More from Louisiana with PAL THIBODEAUX (also known as Little Pal Hardy on Imperial) and « Port Arthur boogie » (Sky Line OP-154). Call-and-response, sung in French and English. Fiddle solo, sympathetic backing, two good guitar solos encouraged by the singer a la Bob Wills.
“Port Arthur boogie”
GEORGE GREEN & The Missouri Ranch Boys comes next with a good 2-sider on Zeylon . The medium paced « I don’t love you anymore » is backed by a welcome accordion, and sounds its late ’40s recording, although its prefix (J80W, an RCA pressing, dates from..1958). The flip « Be a little angel » is a jumping little thing, which grows on you at each playing.

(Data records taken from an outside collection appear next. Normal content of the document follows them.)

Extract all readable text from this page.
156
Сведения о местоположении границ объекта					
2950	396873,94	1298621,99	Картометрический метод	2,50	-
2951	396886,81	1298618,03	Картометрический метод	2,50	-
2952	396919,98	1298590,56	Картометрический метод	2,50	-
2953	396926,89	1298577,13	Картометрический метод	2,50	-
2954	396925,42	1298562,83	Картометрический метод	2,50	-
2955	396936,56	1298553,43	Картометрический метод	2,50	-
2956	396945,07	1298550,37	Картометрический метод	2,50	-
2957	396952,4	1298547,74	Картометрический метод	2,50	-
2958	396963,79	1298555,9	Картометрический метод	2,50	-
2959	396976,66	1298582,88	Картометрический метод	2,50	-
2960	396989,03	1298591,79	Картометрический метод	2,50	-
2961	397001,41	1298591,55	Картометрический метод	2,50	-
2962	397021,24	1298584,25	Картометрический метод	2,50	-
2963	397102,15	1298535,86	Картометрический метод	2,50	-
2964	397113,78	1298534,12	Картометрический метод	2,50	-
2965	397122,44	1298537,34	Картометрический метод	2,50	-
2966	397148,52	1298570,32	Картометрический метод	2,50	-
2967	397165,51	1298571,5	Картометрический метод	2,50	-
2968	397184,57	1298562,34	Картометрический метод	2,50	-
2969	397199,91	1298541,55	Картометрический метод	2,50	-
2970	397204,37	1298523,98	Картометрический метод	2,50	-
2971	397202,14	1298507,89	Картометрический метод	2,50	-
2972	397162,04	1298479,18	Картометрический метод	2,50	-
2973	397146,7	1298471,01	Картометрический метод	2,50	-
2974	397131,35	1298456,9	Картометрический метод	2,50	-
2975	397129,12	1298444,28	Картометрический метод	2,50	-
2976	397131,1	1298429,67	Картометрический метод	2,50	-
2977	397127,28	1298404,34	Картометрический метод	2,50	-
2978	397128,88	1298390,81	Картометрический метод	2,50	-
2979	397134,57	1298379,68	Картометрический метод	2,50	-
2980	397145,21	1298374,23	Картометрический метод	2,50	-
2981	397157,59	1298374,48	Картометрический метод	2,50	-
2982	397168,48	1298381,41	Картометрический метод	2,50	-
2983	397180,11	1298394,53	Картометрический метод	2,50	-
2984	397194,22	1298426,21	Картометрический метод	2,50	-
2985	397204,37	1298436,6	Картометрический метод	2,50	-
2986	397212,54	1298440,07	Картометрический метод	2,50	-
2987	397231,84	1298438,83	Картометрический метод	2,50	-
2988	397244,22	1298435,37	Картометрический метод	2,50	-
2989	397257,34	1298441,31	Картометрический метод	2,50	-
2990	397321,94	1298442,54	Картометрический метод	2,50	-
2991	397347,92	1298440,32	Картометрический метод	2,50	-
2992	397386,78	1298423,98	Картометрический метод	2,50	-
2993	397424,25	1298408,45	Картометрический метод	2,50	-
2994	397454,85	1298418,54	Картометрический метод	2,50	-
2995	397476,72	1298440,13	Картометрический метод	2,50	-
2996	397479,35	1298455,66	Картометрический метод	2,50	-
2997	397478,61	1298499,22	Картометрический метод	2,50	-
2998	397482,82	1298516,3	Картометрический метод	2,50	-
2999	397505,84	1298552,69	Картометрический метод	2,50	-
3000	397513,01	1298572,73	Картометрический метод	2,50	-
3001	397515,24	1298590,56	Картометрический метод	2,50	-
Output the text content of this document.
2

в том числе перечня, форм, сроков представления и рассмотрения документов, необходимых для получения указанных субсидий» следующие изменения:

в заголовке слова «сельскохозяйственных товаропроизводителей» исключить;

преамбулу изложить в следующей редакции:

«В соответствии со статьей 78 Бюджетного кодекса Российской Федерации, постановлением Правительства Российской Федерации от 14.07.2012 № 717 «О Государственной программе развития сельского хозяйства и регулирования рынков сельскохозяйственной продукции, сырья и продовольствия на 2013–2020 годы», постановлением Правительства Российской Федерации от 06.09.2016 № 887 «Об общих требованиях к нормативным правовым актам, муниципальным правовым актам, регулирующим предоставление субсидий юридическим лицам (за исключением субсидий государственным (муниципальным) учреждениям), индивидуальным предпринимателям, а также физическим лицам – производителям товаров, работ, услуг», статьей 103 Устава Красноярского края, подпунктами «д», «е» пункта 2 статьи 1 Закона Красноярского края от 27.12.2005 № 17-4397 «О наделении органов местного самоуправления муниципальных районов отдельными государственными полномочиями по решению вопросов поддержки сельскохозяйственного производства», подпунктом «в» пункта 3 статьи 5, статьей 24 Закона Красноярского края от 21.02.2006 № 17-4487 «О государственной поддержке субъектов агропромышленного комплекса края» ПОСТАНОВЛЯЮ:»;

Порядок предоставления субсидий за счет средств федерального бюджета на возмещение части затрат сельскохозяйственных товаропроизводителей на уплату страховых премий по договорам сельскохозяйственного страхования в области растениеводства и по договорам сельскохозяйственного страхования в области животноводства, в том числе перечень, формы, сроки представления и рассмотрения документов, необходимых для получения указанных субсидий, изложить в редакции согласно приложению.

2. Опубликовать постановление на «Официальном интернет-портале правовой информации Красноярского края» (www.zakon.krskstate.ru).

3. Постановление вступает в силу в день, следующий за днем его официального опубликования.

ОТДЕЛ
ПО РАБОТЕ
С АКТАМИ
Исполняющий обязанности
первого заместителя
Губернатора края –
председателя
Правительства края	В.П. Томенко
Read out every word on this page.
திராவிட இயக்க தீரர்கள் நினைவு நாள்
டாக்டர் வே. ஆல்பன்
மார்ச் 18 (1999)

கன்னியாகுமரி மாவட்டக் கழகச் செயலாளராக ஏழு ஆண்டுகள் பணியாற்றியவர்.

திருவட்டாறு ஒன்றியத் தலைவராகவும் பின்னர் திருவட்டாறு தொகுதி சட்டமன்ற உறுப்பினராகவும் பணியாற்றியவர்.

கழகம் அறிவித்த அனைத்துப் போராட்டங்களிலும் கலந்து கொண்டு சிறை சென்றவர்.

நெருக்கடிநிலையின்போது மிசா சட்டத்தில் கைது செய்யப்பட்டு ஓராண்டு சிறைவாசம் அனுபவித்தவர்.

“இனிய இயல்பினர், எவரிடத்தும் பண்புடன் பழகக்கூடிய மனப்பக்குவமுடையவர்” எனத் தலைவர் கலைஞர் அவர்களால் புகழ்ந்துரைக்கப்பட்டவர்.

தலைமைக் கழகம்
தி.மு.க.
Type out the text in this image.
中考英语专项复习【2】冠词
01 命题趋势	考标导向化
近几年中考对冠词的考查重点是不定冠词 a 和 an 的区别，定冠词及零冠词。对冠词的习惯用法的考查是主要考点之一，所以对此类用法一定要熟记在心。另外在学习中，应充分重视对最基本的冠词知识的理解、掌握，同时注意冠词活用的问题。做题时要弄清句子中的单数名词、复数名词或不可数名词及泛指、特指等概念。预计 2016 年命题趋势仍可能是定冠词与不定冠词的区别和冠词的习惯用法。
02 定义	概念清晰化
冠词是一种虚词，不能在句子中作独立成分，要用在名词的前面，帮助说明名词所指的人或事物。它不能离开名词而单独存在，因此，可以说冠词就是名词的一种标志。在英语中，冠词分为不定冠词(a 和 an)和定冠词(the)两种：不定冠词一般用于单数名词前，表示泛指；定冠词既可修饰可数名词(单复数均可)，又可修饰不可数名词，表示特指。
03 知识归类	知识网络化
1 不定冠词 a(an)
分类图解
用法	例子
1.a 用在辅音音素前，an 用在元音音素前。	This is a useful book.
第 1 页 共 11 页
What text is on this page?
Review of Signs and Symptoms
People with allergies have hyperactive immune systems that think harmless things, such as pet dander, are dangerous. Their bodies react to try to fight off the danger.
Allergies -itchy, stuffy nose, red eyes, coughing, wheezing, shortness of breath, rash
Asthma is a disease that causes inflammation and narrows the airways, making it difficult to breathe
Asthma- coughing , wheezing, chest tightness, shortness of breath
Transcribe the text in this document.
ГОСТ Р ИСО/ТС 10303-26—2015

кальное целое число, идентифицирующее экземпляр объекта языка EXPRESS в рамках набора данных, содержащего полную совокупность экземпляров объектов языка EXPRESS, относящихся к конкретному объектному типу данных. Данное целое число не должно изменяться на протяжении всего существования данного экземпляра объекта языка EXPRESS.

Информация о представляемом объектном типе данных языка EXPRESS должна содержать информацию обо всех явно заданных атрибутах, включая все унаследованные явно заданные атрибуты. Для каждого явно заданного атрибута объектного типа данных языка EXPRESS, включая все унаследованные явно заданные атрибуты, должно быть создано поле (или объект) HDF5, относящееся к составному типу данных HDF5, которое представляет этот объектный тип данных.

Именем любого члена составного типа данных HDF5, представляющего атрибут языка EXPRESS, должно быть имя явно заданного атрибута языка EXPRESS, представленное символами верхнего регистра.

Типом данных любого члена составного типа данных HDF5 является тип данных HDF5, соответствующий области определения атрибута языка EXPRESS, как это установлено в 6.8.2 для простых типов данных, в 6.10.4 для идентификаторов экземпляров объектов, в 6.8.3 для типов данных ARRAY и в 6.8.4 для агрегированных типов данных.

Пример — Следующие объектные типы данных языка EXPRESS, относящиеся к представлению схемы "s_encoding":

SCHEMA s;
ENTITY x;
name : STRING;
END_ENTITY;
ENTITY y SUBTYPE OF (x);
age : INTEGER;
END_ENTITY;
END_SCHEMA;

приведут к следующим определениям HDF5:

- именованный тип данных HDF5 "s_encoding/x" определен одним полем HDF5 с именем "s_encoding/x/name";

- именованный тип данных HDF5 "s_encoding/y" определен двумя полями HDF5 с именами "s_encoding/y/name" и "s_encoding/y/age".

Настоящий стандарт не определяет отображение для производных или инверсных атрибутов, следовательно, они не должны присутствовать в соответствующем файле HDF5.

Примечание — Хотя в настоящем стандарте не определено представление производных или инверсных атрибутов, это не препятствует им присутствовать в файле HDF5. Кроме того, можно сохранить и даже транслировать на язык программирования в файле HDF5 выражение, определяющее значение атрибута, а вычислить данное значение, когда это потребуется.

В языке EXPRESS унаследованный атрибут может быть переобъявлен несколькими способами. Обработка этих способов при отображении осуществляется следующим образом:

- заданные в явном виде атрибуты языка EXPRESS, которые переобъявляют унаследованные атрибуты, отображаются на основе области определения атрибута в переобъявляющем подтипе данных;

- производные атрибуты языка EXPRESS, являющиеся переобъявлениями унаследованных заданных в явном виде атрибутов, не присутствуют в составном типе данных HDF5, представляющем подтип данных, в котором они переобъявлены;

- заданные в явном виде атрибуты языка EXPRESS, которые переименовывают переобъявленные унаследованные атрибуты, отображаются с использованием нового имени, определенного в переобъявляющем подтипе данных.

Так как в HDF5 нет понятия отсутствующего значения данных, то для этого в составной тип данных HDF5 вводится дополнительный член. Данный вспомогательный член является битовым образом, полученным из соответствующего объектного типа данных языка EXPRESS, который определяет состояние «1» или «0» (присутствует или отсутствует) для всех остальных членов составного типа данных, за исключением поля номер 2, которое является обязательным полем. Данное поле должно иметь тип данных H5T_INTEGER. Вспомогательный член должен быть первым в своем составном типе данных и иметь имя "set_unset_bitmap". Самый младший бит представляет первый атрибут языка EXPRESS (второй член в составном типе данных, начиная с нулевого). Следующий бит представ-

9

Good fiddle.
« Just because « is a classic Sun side, only issued on RCA, by ELVIS PRESLEY. We conclude this fortnight with his version (RCA 47-6640, early 1956) and the original by the SHELTON BROTHERS (in the ’30s). Great lyrics. Elvis does a very fine job on it.
Sources : Somelocaluser blogspot (George Bowe, Wade Jernigan, George Green), Youtube for several tunes (Don Whitney – scans from 78rpmworld) ; Robert Lunn on a 3-CD compilation of country music on Mercury, picture from “hillbilly-music.com”. Hope you enjoy this selection. Comments welcome. ‘Till then, bye.
Note: important addition on Khoury records by Louisiana tireless researcher and faithful friend Wade Falcon (Feb. 5th, 2016):
I read your latest article on Leblanc on Khoury. The musician is Floyd Leblanc. Fiddle player that originated with Bennie Hess and Virgil Bozman and the Oklahoma Tornadoes. Floyd had recorded the song Louisiana Stomp first with Virgil’s label O.T. Recording Company (#104-B)
After Virgil folded the label, Khoury who helped finance it, picked it up along with his artists and started Khoury and Lyric. Khoury re-released the song on his label. (700-B)
I actually know Floyd’s daughter. Very nice person.
Also, Khoury’s 600 series label ended with #652 in 1955. He started his 700 series again (which we’ll refer to as the “second 700 series”). There, you have the 700-B side you mention in your blog with Shuler on one side and Leblanc on the other. That lasted till about 1962. His last Cajun in the series was #720 Pee Wee Broussard.